TRANSCRIPTION …-xa.a:je:s(e)-yo.OL:l(a)-... TRANSLITTÉRATION PHONÉTIQUE … xa’ ajés yoól... TRADUCTION LIBRE « … alors se réveillèrent les viscères… » TRADUCTION LITTÉRALE « … alors se réveillèrent les viscères… »

Il n’y avait donc plus de problèmes ultérieurs avec la syllabe je (T69), toujours étant qu’elle se situe

dans la partie inférieure du glyphe et non dans la supérieure. Dans le cas où elle se trouve dans la supérieure (par distribution du traceur maya), son son est signalé par d’autres signes qui terminent en -j. Analysons deux exemples du nom du gouverneur de Palenque qui souffrit la destruction de son centre cérémoniel :

AJ.je.n(e):OL:l(a) = Ajéŋ [Y]Oól [Máat] = Celui qui Réveille le Cœur [du Cormoran]

(Cas de signe que précède avec terminaison en -j)

a:je.n(e):OL-ma:t(a) = Ajéŋ [Y]Oól Máat = Celui qui Réveille le Cœur du Cormoran

(Cas commun)

CONCLUSIONS

Arrivés au terme de la recherche, nous pouvons la résumer de cette manière, ayant maintenant compris que la jupe de la dame « procréatrice de divinités » l’indique comme « l’élue » :

1. Le signe T69 indique la syllabe p’e lorsqu’il se trouve en position de superfixe et la syllabe je lorsqu’il occupe la position de suffixe ou est précédé par un autre signe qui termine en -j.
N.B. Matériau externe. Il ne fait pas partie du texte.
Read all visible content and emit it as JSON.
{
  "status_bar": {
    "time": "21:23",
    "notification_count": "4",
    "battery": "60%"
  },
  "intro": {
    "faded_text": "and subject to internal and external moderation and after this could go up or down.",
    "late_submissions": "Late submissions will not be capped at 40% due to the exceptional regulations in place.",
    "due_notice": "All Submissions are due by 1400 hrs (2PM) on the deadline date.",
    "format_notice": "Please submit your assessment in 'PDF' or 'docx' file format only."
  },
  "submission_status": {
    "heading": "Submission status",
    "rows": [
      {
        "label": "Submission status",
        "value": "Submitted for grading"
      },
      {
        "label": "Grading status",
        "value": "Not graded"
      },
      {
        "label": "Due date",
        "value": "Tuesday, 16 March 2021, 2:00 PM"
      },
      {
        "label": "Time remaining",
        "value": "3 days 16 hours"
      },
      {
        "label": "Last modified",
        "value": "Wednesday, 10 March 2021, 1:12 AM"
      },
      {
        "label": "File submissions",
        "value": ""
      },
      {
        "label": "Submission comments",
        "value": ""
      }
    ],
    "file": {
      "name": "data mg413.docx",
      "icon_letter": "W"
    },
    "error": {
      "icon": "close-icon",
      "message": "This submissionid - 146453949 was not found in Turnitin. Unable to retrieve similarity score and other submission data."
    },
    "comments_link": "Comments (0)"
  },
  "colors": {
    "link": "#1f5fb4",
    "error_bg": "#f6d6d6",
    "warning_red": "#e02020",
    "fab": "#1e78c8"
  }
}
Pour l’antérieur nous avons décidé de faire référence au premier cas en lui donnant le numéro T69e, et au deuxième T69. S’il y a des doutes, il est suffisant de vérifier si les « rayures » se trouvent en haut ou en bas.

T69e = p’e

T69 = je

T69cpl = je

2. Les signes T610 et T613 indiquent sans aucun doute le logogramme P’EL. Le premier était utilisé

dans la période du Classique et le deuxième dans les codex mayas.

T610 = P’EL

T613 = P’EL

3. Les signes T31, T267 et T348 indiquent la séquence I-AK, c’est-à-dire, juunák. 4. Le signe pour la syllabe me, que de nombreux chercheurs ont mis en doute, a définitivement disparu

du syllabaire. Il faudra le chercher.